Nel descrivere questo nesso è utile partire dal concetto: l’apofonia è l’alternanza di vocali o consonanti all’interno del tema di una parola che segnala categorie grammaticali come il numero o il tempo verbale. Nei parlati della Valle Caudina e del Mandamento baianese si riscontrano, accanto alle forme più vicine all’italiano standard, esempi in cui il plurale non si limita a una desinenza aggiunta ma comporta una modifica della vocale interna. Tra le realizzazioni più frequentemente segnalate dai parlanti locali figurano pere (piede, singolare) → piere (piedi, plurale) e scem (scemo, singolare) → sciem (scemi, plurale), dove la differenza tra singolare e plurale si gioca sul nucleo vocalico della parola anziché sulla sola finale; queste alternanze sono coerenti con la nozione di ablaut già documentata in molte lingue indoeuropee.

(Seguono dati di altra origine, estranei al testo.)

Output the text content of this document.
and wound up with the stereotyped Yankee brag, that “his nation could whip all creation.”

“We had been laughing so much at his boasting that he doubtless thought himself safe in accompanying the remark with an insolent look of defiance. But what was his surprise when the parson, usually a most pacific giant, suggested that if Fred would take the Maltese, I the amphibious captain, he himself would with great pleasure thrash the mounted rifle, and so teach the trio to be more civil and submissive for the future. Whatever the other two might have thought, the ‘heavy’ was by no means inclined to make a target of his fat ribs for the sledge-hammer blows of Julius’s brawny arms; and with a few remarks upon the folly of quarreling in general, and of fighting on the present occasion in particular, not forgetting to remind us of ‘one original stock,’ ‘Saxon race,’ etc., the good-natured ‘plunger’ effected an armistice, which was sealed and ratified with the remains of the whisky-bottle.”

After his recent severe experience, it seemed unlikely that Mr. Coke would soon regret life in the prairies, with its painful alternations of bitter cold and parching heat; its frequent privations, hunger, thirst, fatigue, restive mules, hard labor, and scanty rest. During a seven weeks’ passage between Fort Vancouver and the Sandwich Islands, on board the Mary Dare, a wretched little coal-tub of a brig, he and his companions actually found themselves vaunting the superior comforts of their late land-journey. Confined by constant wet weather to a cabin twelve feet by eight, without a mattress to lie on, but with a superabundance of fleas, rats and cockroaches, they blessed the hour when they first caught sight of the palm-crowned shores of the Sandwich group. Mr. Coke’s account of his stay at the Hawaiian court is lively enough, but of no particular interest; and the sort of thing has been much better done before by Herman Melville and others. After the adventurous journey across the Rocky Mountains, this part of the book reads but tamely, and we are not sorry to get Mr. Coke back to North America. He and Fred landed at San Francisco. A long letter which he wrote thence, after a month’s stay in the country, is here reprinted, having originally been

Altri esempi raccolti in testimonianze orali e in appunti dialettali mostrano analoghe strategie: forme in cui la vocale mediana si apre o si arrotonda nel passaggio al plurale, oppure dove una sillaba centrale subisce un’alterazione timbrica che distingue il singolare dal plurale. Queste realizzazioni non sono semplici “anomalie”: rappresentano schemi morfologici stabili in alcune microaree, e la loro distribuzione geografica suggerisce una persistenza di modelli antichi più che una recente invenzione.
Per comprendere la portata storica di tali residui è indispensabile guardare alle iscrizioni osche che hanno fornito la base per la ricostruzione della lingua antica: il Cippus Abellanus, rinvenuto ad Avella e fondamentale per l’interpretazione dell’osco, e la Tabula Bantina, tra i documenti più estesi in lingua osca, offrono esempi di morfologie e alternanze che permettono confronti tipologici con i parlati moderni. Non si tratta di dimostrare una derivazione parola per parola, ma di mettere in luce continuità tipologiche e possibili percorsi di conservazione.
Per mantenere rigore scientifico è necessario integrare le osservazioni sul campo con trascrizioni fonetiche, raccolta di un corpus e confronto con la documentazione epigrafica: solo così si potrà stabilire quali alternanze siano eredità dirette, quali siano convergenze tipologiche e quali frutto di contatti successivi. Un approccio interdisciplinare — linguistica storica, dialettologia e epigrafia — è la strada per trasformare le impressioni in risultati verificabili.